13 Kasım 2017 gecesi San Siro'da, bugün artık 40 yaşında olan Gigi Buffon'un gözyaşları birçok futbol takipçisini etkilemişti. Buffon, kariyerinde bir Dünya Kupası şampiyonluğu bulunmasına rağmen ülkesi İtalya'nın 60 yıl sonra ilk kez bir Dünya Kupası'nda yer alamamasına üzülüyordu. Milli takım kariyerini belki de son bir turnuva ile kapatacaktı, olmadı.

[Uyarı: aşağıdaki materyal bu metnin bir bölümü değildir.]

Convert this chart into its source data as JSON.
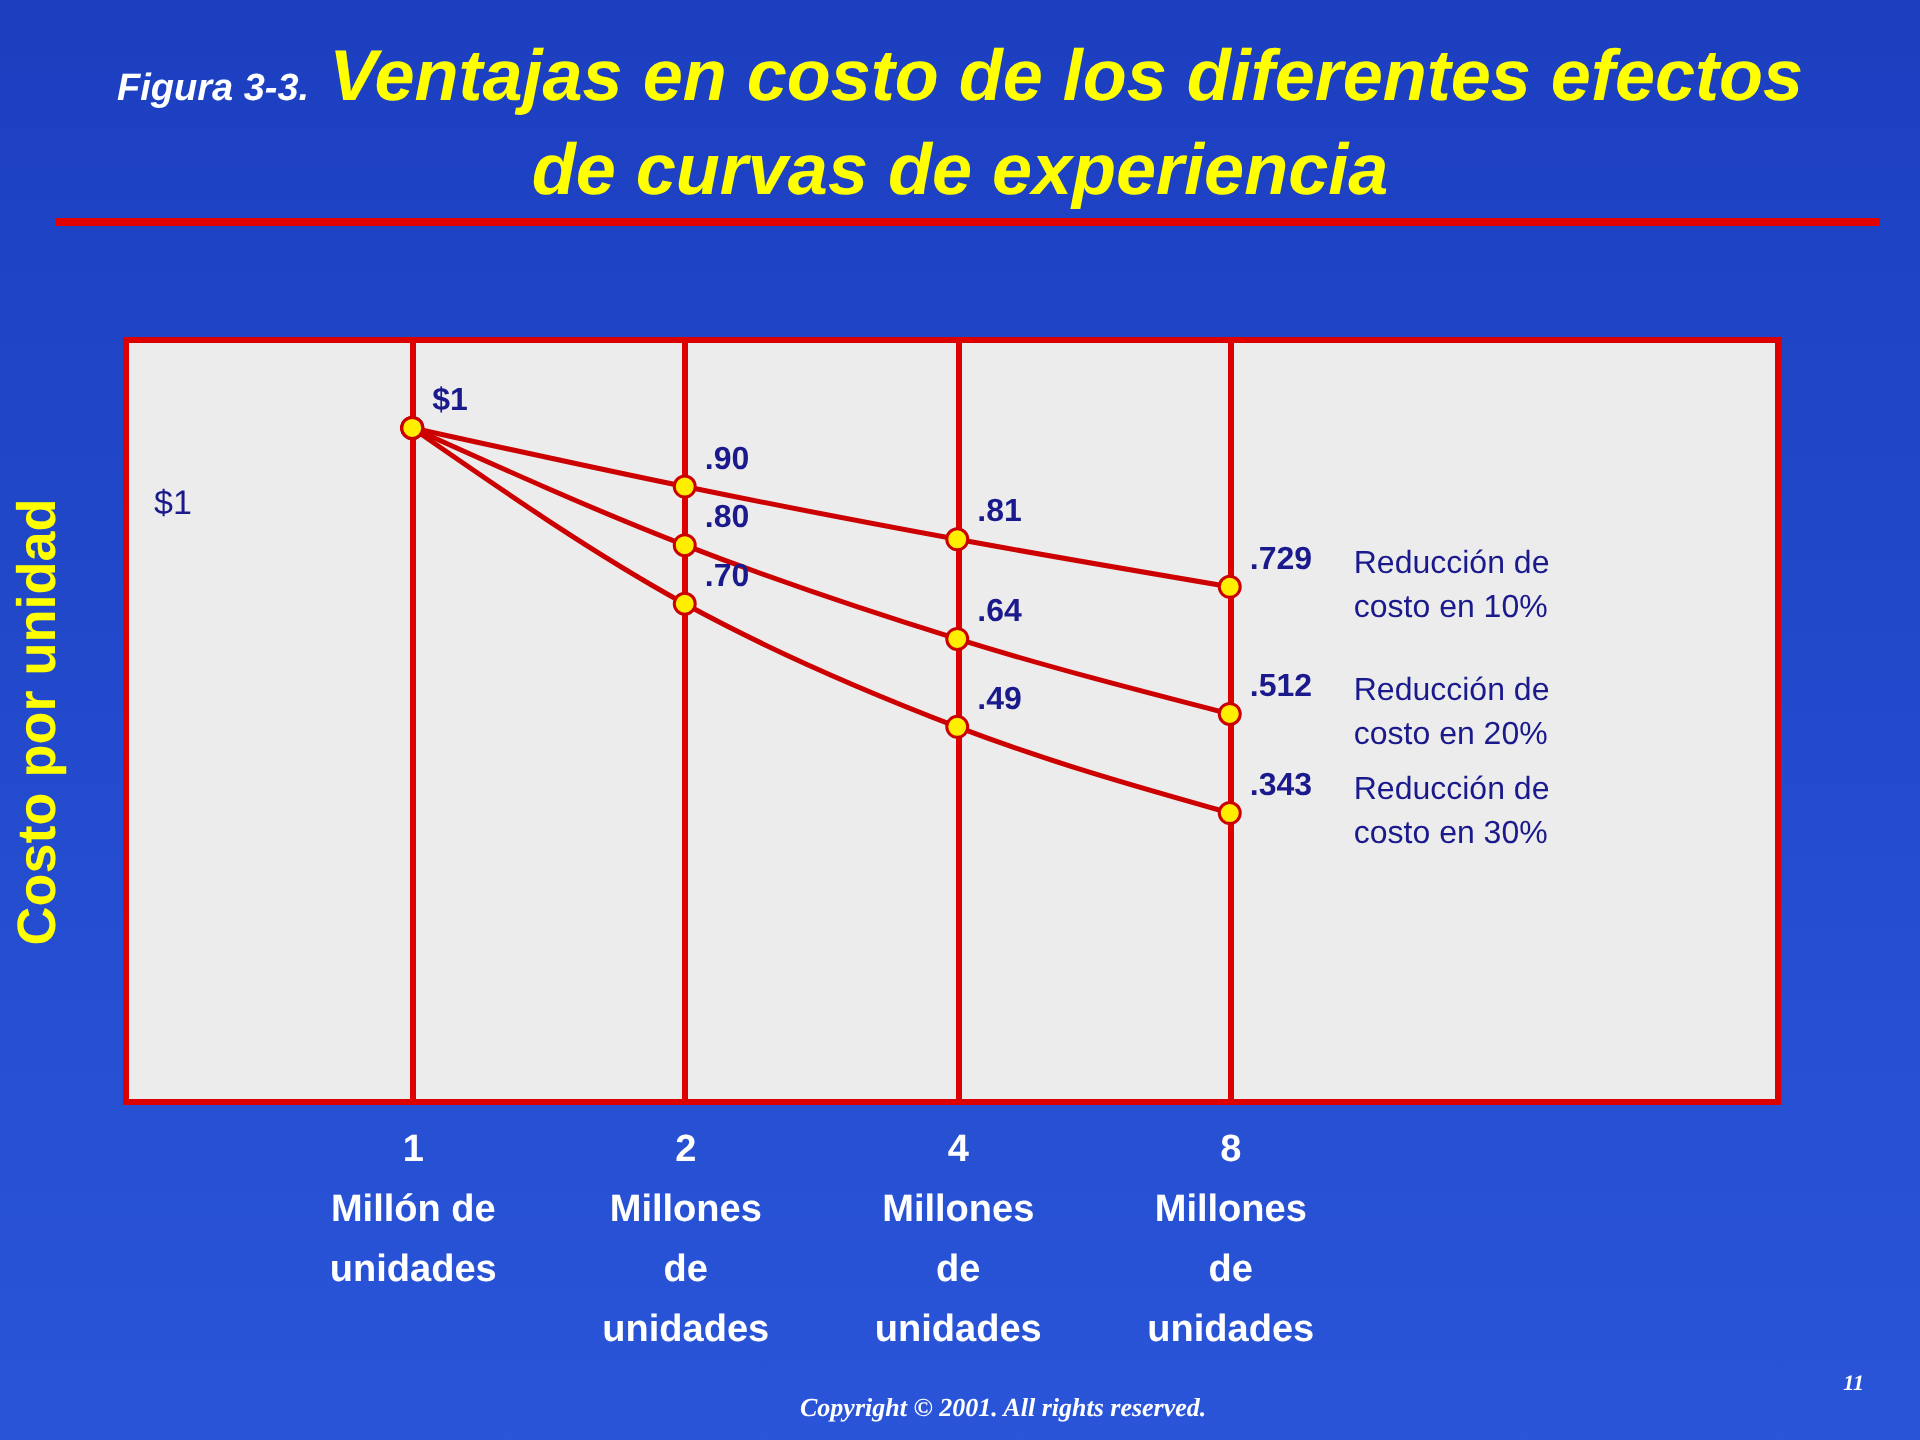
{
  "chart_data": {
    "type": "line",
    "title": "Ventajas en costo de los diferentes efectos de curvas de experiencia",
    "subtitle": "Figura 3-3.",
    "ylabel": "Costo por unidad",
    "categories": [
      "1\nMillón de\nunidades",
      "2\nMillones\nde\nunidades",
      "4\nMillones\nde\nunidades",
      "8\nMillones\nde\nunidades"
    ],
    "series": [
      {
        "name": "Reducción de costo en 10%",
        "color": "#cc0000",
        "values": [
          1,
          0.9,
          0.81,
          0.729
        ],
        "value_labels": [
          "$1",
          ".90",
          ".81",
          ".729"
        ]
      },
      {
        "name": "Reducción de costo en 20%",
        "color": "#cc0000",
        "values": [
          1,
          0.8,
          0.64,
          0.512
        ],
        "value_labels": [
          null,
          ".80",
          ".64",
          ".512"
        ]
      },
      {
        "name": "Reducción de costo en 30%",
        "color": "#cc0000",
        "values": [
          1,
          0.7,
          0.49,
          0.343
        ],
        "value_labels": [
          null,
          ".70",
          ".49",
          ".343"
        ]
      }
    ],
    "ylim": [
      -0.15,
      1.15
    ],
    "tick_labels": "x",
    "grid": "x",
    "marker": "circle",
    "line_style": "solid",
    "legend": false,
    "annotations": [
      "Copyright © 2001. All rights reserved.",
      "11",
      "$1"
    ]
  }
}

Kendi ülkesi son 64 yılda 2 kez Dünya Kupası'nda boy göstermiş birisi olarak benim 4 yılda bir düzenlenen bu futbol panayırında desteklediğim takım hep İtalya oldu. 2002'de hem Türkiye'yi hem de İtalya'yı desteklemiştim. 2006'daki şampiyonluk coşkusunu 2010 ve 2014'te gelen peş peşe hüsranlar takip etmişti. İtalya futbolu milli takım bazında 2010'larda yaşadığı krizi play-off'ta İsveç'e elenerek zirveye ulaştırmıştı.

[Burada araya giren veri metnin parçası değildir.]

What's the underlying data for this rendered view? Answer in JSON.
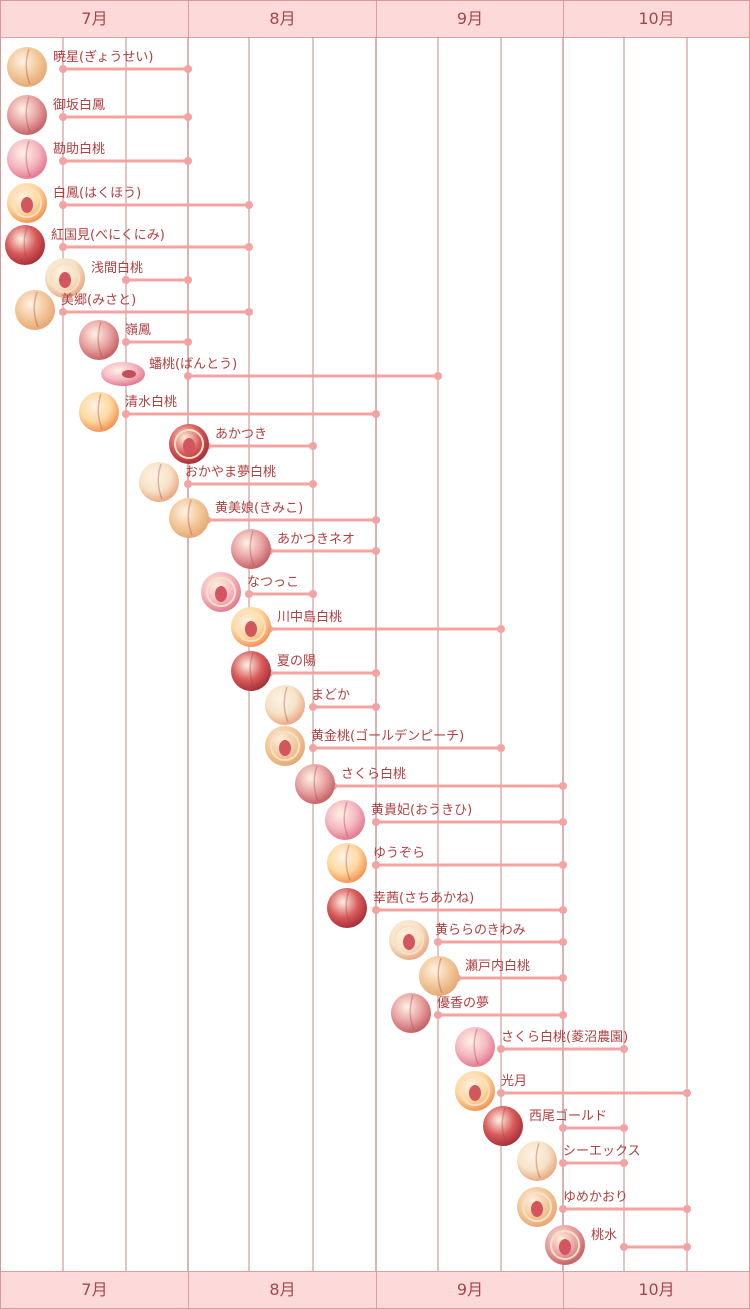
{
  "months": [
    "7月",
    "8月",
    "9月",
    "10月"
  ],
  "colors": {
    "header_bg": "#fdd9d9",
    "header_text": "#a04848",
    "gridline": "#c48a8a",
    "bar": "#f4a3a3",
    "label": "#b04040"
  },
  "varieties": [
    {
      "name": "暁星(ぎょうせい)",
      "start": "7月上旬",
      "end": "7月下旬",
      "icon": "peach-whole-icon"
    },
    {
      "name": "御坂白鳳",
      "start": "7月上旬",
      "end": "7月下旬",
      "icon": "peach-whole-icon"
    },
    {
      "name": "勘助白桃",
      "start": "7月上旬",
      "end": "7月下旬",
      "icon": "peach-whole-icon"
    },
    {
      "name": "白鳳(はくほう)",
      "start": "7月上旬",
      "end": "8月上旬",
      "icon": "peach-halved-icon"
    },
    {
      "name": "紅国見(べにくにみ)",
      "start": "7月上旬",
      "end": "8月上旬",
      "icon": "peach-whole-icon"
    },
    {
      "name": "浅間白桃",
      "start": "7月中旬",
      "end": "7月下旬",
      "icon": "peach-halved-icon"
    },
    {
      "name": "美郷(みさと)",
      "start": "7月上旬",
      "end": "8月上旬",
      "icon": "peach-whole-icon"
    },
    {
      "name": "嶺鳳",
      "start": "7月中旬",
      "end": "7月下旬",
      "icon": "peach-whole-icon"
    },
    {
      "name": "蟠桃(ばんとう)",
      "start": "7月下旬",
      "end": "9月上旬",
      "icon": "flat-peach-icon"
    },
    {
      "name": "清水白桃",
      "start": "7月中旬",
      "end": "8月下旬",
      "icon": "peach-whole-icon"
    },
    {
      "name": "あかつき",
      "start": "7月下旬",
      "end": "8月中旬",
      "icon": "peach-halved-icon"
    },
    {
      "name": "おかやま夢白桃",
      "start": "7月下旬",
      "end": "8月中旬",
      "icon": "peach-whole-icon"
    },
    {
      "name": "黄美娘(きみこ)",
      "start": "7月下旬",
      "end": "8月下旬",
      "icon": "peach-whole-icon"
    },
    {
      "name": "あかつきネオ",
      "start": "8月上旬",
      "end": "8月下旬",
      "icon": "peach-whole-icon"
    },
    {
      "name": "なつっこ",
      "start": "8月上旬",
      "end": "8月中旬",
      "icon": "peach-halved-icon"
    },
    {
      "name": "川中島白桃",
      "start": "8月上旬",
      "end": "9月中旬",
      "icon": "peach-halved-icon"
    },
    {
      "name": "夏の陽",
      "start": "8月上旬",
      "end": "8月下旬",
      "icon": "peach-whole-icon"
    },
    {
      "name": "まどか",
      "start": "8月中旬",
      "end": "8月下旬",
      "icon": "peach-whole-icon"
    },
    {
      "name": "黄金桃(ゴールデンピーチ)",
      "start": "8月中旬",
      "end": "9月中旬",
      "icon": "peach-halved-icon"
    },
    {
      "name": "さくら白桃",
      "start": "8月中旬",
      "end": "9月下旬",
      "icon": "peach-whole-icon"
    },
    {
      "name": "黄貴妃(おうきひ)",
      "start": "8月下旬",
      "end": "9月下旬",
      "icon": "peach-whole-icon"
    },
    {
      "name": "ゆうぞら",
      "start": "8月下旬",
      "end": "9月下旬",
      "icon": "peach-whole-icon"
    },
    {
      "name": "幸茜(さちあかね)",
      "start": "8月下旬",
      "end": "9月下旬",
      "icon": "peach-whole-icon"
    },
    {
      "name": "黄ららのきわみ",
      "start": "9月上旬",
      "end": "9月下旬",
      "icon": "peach-halved-icon"
    },
    {
      "name": "瀬戸内白桃",
      "start": "9月上旬",
      "end": "9月下旬",
      "icon": "peach-whole-icon"
    },
    {
      "name": "優香の夢",
      "start": "9月上旬",
      "end": "9月下旬",
      "icon": "peach-whole-icon"
    },
    {
      "name": "さくら白桃(菱沼農園)",
      "start": "9月中旬",
      "end": "10月上旬",
      "icon": "peach-whole-icon"
    },
    {
      "name": "光月",
      "start": "9月中旬",
      "end": "10月中旬",
      "icon": "peach-halved-icon"
    },
    {
      "name": "西尾ゴールド",
      "start": "9月下旬",
      "end": "10月上旬",
      "icon": "peach-whole-icon"
    },
    {
      "name": "シーエックス",
      "start": "9月下旬",
      "end": "10月上旬",
      "icon": "peach-whole-icon"
    },
    {
      "name": "ゆめかおり",
      "start": "9月下旬",
      "end": "10月中旬",
      "icon": "peach-halved-icon"
    },
    {
      "name": "桃水",
      "start": "10月上旬",
      "end": "10月中旬",
      "icon": "peach-halved-icon"
    }
  ]
}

İtalya'da yaşı kemale eren belli bir kesim dışında çoğu kişi bu yaz takımsız kalacak. Tabi onlara uzaktan sempati duyan benim gibi takipçiler de. Fakat Dünya Kupası takım tutmadan da izlenmiyor. Hele ki ülkesi çok ama çok nadir katılıyorsa başka sevdalar aramanın derdine düşüyor insan.

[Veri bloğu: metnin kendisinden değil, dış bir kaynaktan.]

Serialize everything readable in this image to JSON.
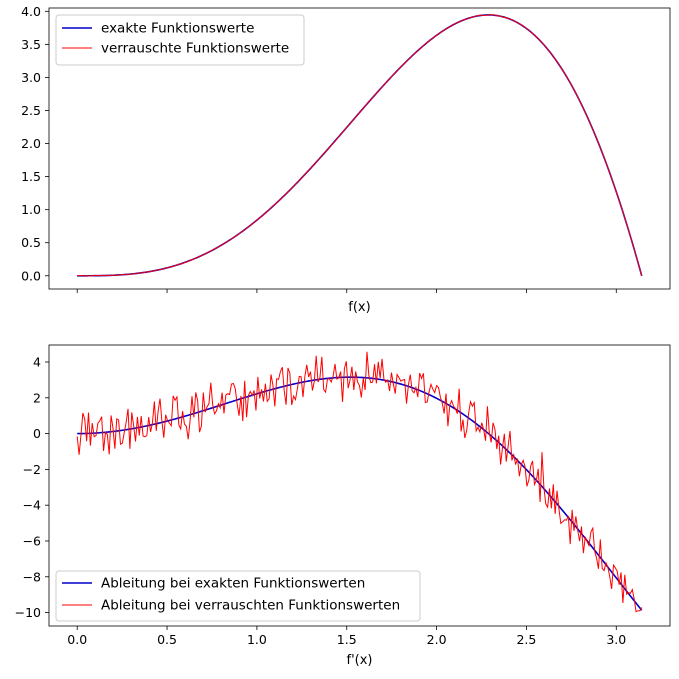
{
  "chart_data": [
    {
      "type": "line",
      "title": "",
      "xlabel": "f(x)",
      "ylabel": "",
      "xlim": [
        -0.157,
        3.299
      ],
      "ylim": [
        -0.2,
        4.05
      ],
      "x_tick_values": [
        0.0,
        0.5,
        1.0,
        1.5,
        2.0,
        2.5,
        3.0
      ],
      "x_tick_labels_visible": false,
      "y_ticks": [
        "0.0",
        "0.5",
        "1.0",
        "1.5",
        "2.0",
        "2.5",
        "3.0",
        "3.5",
        "4.0"
      ],
      "y_tick_values": [
        0.0,
        0.5,
        1.0,
        1.5,
        2.0,
        2.5,
        3.0,
        3.5,
        4.0
      ],
      "grid": false,
      "legend_position": "top-left",
      "x_domain": [
        0.0,
        3.1416
      ],
      "series": [
        {
          "name": "exakte Funktionswerte",
          "color": "#0000cc",
          "description": "x^2 sin x"
        },
        {
          "name": "verrauschte Funktionswerte",
          "color": "#ff0000",
          "description": "x^2 sin x with small noise"
        }
      ],
      "sample_points": {
        "x": [
          0.0,
          0.5,
          1.0,
          1.5,
          2.0,
          2.29,
          2.5,
          3.0,
          3.1416
        ],
        "y": [
          0.0,
          0.12,
          0.84,
          2.24,
          3.64,
          3.95,
          3.74,
          1.27,
          0.0
        ]
      }
    },
    {
      "type": "line",
      "title": "",
      "xlabel": "f'(x)",
      "ylabel": "",
      "xlim": [
        -0.157,
        3.299
      ],
      "ylim": [
        -10.75,
        4.95
      ],
      "x_ticks": [
        "0.0",
        "0.5",
        "1.0",
        "1.5",
        "2.0",
        "2.5",
        "3.0"
      ],
      "x_tick_values": [
        0.0,
        0.5,
        1.0,
        1.5,
        2.0,
        2.5,
        3.0
      ],
      "y_ticks": [
        "−10",
        "−8",
        "−6",
        "−4",
        "−2",
        "0",
        "2",
        "4"
      ],
      "y_tick_values": [
        -10,
        -8,
        -6,
        -4,
        -2,
        0,
        2,
        4
      ],
      "grid": false,
      "legend_position": "bottom-left",
      "x_domain": [
        0.0,
        3.1416
      ],
      "series": [
        {
          "name": "Ableitung bei exakten Funktionswerten",
          "color": "#0000cc",
          "description": "2x sin x + x^2 cos x"
        },
        {
          "name": "Ableitung bei verrauschten Funktionswerten",
          "color": "#ff0000",
          "description": "numerical derivative of noisy values, fluctuating about ±1"
        }
      ],
      "sample_points": {
        "x": [
          0.0,
          0.5,
          1.0,
          1.5,
          2.0,
          2.5,
          3.0,
          3.1416
        ],
        "y": [
          0.0,
          0.7,
          2.22,
          3.15,
          1.97,
          -2.01,
          -8.06,
          -9.87
        ]
      }
    }
  ]
}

İtalya'nın geçmişte direkt mücadele ettiği takımlar olması sebebiyle Almanya, İngiltere, İspanya, Brezilya, Arjantin gibi ülkeleri desteklemek içimden gelmiyor. EURO 2016'da İtalya'nın yanında İzlanda'yı tutmuştum. Onların romantizmini tadında bırakmak lazım diye düşünüyorum. Rusya'da 32 takım içinde benim açımdan öne çıkan 3 ülke var. Tekle yetinemedim her zamanki gibi. Önem sırasına göre o takımlar şöyle:

Mısır

Efsanevi bir sezonu geride bırakan Muhammed Salah'ın ülkesini desteklemeden olmazdı. Her ne kadar güzel sezonu Sergio Ramos'un terörüne maruz kalarak gözyaşlarıyla noktalasa da Kral, ülkesine önderlik edebilecek. Bizim toprakların tanıdık siması Trezeguet'nin de varlığını düşününce Mısır en öne çıkan ülke oldu benim nazarımda. Tsubasa ve arkadaşlarına başarılar.



Uruguay

1900'lü yılların ilk yarısındaki büyük başarılarından sonra 2010'lu yıllarda yeniden üst düzey bir jenerasyon yakalamış olan Uruguay'ın bir kere eldivenleri Galatasaray'ın büyük yüreği Muslera'ya emanet. Onu yabana atamazdım. Suarez ve Cavani de Avrupa da en beğendiğim hücum oyuncuları arasında üst sıralarda olunca ikinci adresimi bu güzel Güney Amerika ülkesi olarak belirledim.



Senegal

Yine Liverpool damarım kabardı ve Mane'nin olduğu Senegal'i de es geçemedim. Tarihlerindeki tek deneyim olan 2002'de yaptıkları ile akıllarda yer eden Senegal yine başarılı bir ekiple ikinci kez Dünya Kupası havası soluyacak. Süper Lig'in tanıdık yüzleri Alanyasporlu Gassama, son olarak Bursaspor'da izlediğimiz ve Fenerbahçe ile özdeşleşen Sow, Osmanlıspor ve Galatasaray macerası yaşayan Badou Ndiaye ile eski Bursaspor ve Eskişehirsporlu Alfred N'Diaye burada. Ayrıca Gueye, Kouyate, Niang ve Balde de heyecan veren futbolcular. E tabi bir de 2002'nin kaptanı Aliou Cissé bu kez teknik adam olarak takımıyla birlikte. Yolları açık olsun.